ISO 9001: 2000 for Software and Systems Providers: An Engineering Approach

PARAGRAPH 5 contains requirements for specific activities that management performs in establishing and operating the quality system. The early introduction of management responsibility correctly emphasizes the need for securing and continually renewing management commitment and involvement. Although, regrettably, no sources external to ISO are credited in the standard, the priority placed on management activities reiterates the experience and conclusions of many experts, including Juran, 1 Deming, 2 and Crosby, 3 and is consistent with the many quality programs and models derived from their work.
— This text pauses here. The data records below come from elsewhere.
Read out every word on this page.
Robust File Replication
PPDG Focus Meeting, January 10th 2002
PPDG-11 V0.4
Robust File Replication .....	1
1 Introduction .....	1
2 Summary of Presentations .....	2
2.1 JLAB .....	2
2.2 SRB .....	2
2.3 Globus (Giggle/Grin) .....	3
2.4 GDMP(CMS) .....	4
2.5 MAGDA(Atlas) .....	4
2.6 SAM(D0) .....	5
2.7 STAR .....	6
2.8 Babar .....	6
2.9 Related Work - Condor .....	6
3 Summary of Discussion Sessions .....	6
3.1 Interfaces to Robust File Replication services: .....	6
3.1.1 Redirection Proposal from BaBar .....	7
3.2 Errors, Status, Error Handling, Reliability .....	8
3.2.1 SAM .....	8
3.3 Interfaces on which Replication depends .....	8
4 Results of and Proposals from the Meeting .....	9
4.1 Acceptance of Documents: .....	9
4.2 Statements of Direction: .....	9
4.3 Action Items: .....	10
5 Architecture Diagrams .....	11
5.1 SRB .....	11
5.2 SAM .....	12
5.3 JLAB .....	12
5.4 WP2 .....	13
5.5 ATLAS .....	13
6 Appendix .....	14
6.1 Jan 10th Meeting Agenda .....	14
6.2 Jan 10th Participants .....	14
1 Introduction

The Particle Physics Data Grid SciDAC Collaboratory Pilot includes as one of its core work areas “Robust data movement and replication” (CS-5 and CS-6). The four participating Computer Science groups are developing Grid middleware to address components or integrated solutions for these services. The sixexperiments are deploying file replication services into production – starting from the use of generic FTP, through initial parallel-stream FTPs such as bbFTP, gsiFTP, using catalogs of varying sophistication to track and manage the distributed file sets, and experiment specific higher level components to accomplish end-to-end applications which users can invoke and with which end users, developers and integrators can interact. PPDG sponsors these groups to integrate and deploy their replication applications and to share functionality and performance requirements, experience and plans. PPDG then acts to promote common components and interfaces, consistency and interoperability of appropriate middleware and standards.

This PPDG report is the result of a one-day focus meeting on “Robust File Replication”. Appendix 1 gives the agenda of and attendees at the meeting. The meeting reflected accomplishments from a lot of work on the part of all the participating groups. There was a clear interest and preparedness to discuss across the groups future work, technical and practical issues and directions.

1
Management works on behalf of the stakeholders to establish and maintain goals and conditions of employment. Management hires, fires, rewards, and corrects. Management plans and oversees the investment of resources and budget. What management pays attention to is what gets done. Joseph Juran aptly sums up the importance of management when he states, simply, that "our quality problems have been planned that way" (p. vii). 1 In relating these quality problems to management's responsibility for an organization's assets, Juran goes on to echo Crosby in identifying the costs of poor quality resources expended to redo things that went wrong because of poor quality as 20 to 40 percent of sales. [*]
Watts Humphrey, in Managing the Software Process, identifies six basic principles for process change. The first principle is "senior management leadership is required to launch the change effort and to provide continuing resources and priority." 4
In 1995, The Standish Group reported frequently quoted results from a survey of the U.S.